Millikan 1916

Halfway between Einstein’s suggestion about the light quantum in 1905 and the beginning of the acceptance of the light quantum around 1925-6, there is R. A Millikan’s brilliant and puzzling paper on the quantum and the photoelectric effect, published in 1916 in Physical Review.  Millikan is an amazing and baffling figure in the growth of quantum theory and what Buchwald calls “modern physics” – ie a physics that is based on micro-physics and high energy physics with special relativity and without the aether.  In Pais’s biography of Einstein, he notes that in 1948, in honor of Einstein, he had Millikan as the senior contributor to the Festschrift.  In his contribution Millikan said that he spent ten years “testing that 1905 equation of Einstein’s” and in the end he had to  “assert its unambiguous verification in spite of its unreasonableness since it seemed to violate everything we knew about the interference of light (Pais, Subtle is the Lord page 357).”

So let’s look at Millikan’s paper, “A Direct Photoelectric Determination of Planck’s h” and what it verified and then look into Millikan himself as a now rather faded cultural item (after a brief detour to Compton’s early work with Richardson and Thomson and Wilson in 1899). 

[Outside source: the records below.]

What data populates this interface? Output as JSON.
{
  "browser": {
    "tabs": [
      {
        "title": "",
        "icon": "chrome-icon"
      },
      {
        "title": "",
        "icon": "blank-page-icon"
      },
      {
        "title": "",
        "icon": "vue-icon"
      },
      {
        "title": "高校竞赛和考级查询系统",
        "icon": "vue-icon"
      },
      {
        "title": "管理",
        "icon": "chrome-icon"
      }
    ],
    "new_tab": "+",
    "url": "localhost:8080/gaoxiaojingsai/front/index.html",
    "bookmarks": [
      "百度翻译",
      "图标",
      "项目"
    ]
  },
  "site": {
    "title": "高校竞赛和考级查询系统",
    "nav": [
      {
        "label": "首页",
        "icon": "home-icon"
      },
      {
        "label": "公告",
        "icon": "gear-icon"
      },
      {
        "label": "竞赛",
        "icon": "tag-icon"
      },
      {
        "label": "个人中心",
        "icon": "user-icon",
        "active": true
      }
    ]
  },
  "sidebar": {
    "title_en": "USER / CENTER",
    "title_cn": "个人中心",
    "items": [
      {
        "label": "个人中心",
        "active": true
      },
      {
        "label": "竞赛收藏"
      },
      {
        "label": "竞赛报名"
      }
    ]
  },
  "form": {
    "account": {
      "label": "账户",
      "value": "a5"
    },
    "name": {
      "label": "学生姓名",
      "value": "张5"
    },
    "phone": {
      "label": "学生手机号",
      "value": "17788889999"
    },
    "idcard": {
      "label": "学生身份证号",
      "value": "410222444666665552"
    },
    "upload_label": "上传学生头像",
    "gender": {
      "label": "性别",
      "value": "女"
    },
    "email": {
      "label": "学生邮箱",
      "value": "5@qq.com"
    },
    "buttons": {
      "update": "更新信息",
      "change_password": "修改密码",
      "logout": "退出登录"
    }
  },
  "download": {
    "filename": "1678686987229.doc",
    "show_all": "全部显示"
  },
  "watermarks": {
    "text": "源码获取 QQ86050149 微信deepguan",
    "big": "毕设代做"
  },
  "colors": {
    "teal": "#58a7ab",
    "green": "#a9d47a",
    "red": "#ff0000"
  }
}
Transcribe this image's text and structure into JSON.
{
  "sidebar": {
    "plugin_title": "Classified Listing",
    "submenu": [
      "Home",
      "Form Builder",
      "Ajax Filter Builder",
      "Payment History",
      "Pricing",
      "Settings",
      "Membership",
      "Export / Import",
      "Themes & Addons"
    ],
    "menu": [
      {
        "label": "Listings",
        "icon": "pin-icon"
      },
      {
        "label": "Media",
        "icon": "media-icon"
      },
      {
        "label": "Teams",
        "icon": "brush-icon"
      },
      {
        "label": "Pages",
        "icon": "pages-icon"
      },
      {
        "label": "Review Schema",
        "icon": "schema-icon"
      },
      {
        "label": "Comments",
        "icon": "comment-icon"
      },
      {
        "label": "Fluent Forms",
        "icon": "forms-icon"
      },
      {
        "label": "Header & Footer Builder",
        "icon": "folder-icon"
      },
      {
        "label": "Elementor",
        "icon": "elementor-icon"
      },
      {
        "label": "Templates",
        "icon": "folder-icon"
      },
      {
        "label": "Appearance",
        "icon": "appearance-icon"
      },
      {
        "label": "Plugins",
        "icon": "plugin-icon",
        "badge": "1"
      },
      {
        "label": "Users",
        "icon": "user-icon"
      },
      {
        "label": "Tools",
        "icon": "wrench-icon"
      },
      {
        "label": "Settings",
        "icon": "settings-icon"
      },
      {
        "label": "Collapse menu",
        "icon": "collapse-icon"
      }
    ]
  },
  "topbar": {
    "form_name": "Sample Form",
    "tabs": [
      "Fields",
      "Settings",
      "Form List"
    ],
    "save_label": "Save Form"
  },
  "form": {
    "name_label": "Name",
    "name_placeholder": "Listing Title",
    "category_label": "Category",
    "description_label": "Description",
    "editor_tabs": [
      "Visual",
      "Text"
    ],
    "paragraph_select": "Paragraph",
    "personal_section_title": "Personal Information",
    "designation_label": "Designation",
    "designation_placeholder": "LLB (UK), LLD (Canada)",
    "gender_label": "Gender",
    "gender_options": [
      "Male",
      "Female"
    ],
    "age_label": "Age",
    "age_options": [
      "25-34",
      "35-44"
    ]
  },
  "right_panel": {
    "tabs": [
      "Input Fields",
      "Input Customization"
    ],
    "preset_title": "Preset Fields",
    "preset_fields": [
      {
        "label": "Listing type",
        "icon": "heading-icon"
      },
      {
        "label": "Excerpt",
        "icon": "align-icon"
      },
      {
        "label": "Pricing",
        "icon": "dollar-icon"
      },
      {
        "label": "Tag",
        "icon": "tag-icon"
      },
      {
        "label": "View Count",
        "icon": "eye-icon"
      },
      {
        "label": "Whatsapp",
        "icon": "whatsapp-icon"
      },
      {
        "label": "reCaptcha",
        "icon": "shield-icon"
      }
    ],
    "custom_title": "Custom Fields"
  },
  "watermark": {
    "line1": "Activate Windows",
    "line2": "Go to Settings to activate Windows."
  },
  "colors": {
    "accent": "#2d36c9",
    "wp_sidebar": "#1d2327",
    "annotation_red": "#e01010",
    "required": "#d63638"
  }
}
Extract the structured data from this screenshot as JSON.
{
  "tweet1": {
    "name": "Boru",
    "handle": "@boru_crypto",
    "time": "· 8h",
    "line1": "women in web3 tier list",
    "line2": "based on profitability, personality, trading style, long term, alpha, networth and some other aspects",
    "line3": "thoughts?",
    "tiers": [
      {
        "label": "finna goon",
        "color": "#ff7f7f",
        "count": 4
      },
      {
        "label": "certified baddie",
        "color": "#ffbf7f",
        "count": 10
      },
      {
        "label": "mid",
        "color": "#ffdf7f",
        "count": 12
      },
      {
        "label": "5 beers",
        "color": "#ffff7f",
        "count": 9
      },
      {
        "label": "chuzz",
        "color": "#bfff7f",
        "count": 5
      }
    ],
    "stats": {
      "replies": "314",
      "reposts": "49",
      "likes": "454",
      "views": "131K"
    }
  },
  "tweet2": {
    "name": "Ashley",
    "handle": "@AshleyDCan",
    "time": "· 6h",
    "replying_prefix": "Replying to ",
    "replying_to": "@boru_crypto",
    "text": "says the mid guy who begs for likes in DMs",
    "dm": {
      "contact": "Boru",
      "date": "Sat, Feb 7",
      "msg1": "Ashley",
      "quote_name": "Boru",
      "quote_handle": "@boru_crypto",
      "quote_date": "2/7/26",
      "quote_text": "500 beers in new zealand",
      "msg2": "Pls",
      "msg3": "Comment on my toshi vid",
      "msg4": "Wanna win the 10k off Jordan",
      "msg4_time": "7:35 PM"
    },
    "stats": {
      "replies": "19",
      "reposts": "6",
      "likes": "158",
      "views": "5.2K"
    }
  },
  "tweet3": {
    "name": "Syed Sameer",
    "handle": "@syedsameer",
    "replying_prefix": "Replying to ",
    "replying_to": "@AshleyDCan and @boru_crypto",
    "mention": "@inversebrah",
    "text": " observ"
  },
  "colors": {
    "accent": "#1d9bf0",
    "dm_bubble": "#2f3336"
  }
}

Millikan’s paper begins (and I will comment on this first paragraph in more detail):

Quantum theory was not originally developed for the sake of interpreting photoelectric phenomena.  It was solely a theory as to the mechanism of absorption and emission of electromagnetic waves by resonators of atomic or subatomic dimensions.  It had nothing whatever to say about the energy of an escaping electron or about the conditions under which such an electron could make its escape, and up to this day the form of the theory developed by its author has not been able to account satisfactorily for the photoelectric facts presented herewith.  We are confronted, however, by the astonishing situation these facts were correctly and exactly predicted nine years ago by a form of quantum theory that has now been generally abandoned.

The first two sentences describe how Planck’s constant was understood at the time, ie as related to the transfer of energy in relation to blackbody (heat) radiation.  The third sentence brings up the photoelectric effect, ie, that light (ultraviolet and visible light as it was understood at the time) could cause electrons to leave metals – Lithium and Sodium for example.  The observation that the release of electrons was contingent on the wavelength/frequency of the light and not its intensity was known at the time, but not well defined or understood.  The prediction was Einstein’s proposal of the light quantum where  photoelectrons would be emitted only when the light frequency was short enough, and so, powerful enough, to supply enough energy to release the electrons from the specific electromagnetic barrier that varied according to the metal.  This required release energy was called “the work function.”  So, in relation to Planck’s h, Einstein proposed that the maximum kinetic energy of the released electron would be equal to Planck’s constant times the light frequency minus the work function.  Therefore, if you could determine the energy of the electron and the work function, you could determine Planck’s constant as long as you also had good measurements of the light frequencies involved and excluded the effects of reflected light, oxidation and interactions with other metal surfaces.  The last sentence in Millikan’s first paragraph, about the astonishing situation, really is astonishing since I don’t think Einstein ever gave up on the light quantum, though by 1916, he was more involved in completing the theory of General Relativity.  

Still, odd and astonishing as this all was, Millikan’s paper shows why it was so hard to work out what was happening with photoelectrons.

For one thing, at first the controllable light frequencies (produced from sparks, just as in the original discovery of the effect) were only available in a few scattered ranges in the visible and ultraviolent so (as Millikan points out on page 358) energy curves were confined and confused.  Moreover, because the measurements of the energy required for the electrons to leave the metals were unreliable and inaccurate, some experimenters surmised that the energy required was the same for all metals.  Millikan set out to resolve all of the problems by cutting new surfaces in the metals in a vacuum, exposing the metal to light in a vacuum and being very precise about the wavelengths and energies (at the metal surfaces) involved.  This eliminated surface films on the metals and made precise measurement possible.

Nevertheless (as Millikan points out on page 360), that Planck’s constant had some relation to the photoelectric effect was generally assumed – apparently mostly because the presence or absence of emission was related only to the wavelengths of light and not the intensity of light, but this left the question open as to whether the energy of the emitted electrons fitted Einstein’s equation.  The finding that the fit was exact (once Millikan painstakingly eliminated or accounted for major sources of error and extended the measured light frequency range four times beyond what Richardson and Compton had covered in 1912) would seem to suggest something about the possibility of a light quantum – but it did not until Compton demonstrated and explicated the action of light quanta in the context of the Compton Effect.  

Here is the basic form of Millikan’s apparatus for measuring the photoelectric effect in a vacuum.  W is the wheel with the metal samples.  K is a knife for slicing the metal to get fresh surfaces.  F is a movable electromagnet.  Monochromatic light enters at O.  B and C supply current to the Faraday cylinder – which is represented by the dotted lines and the solid line (copper gauze and solid copper) in the region of B, C and O.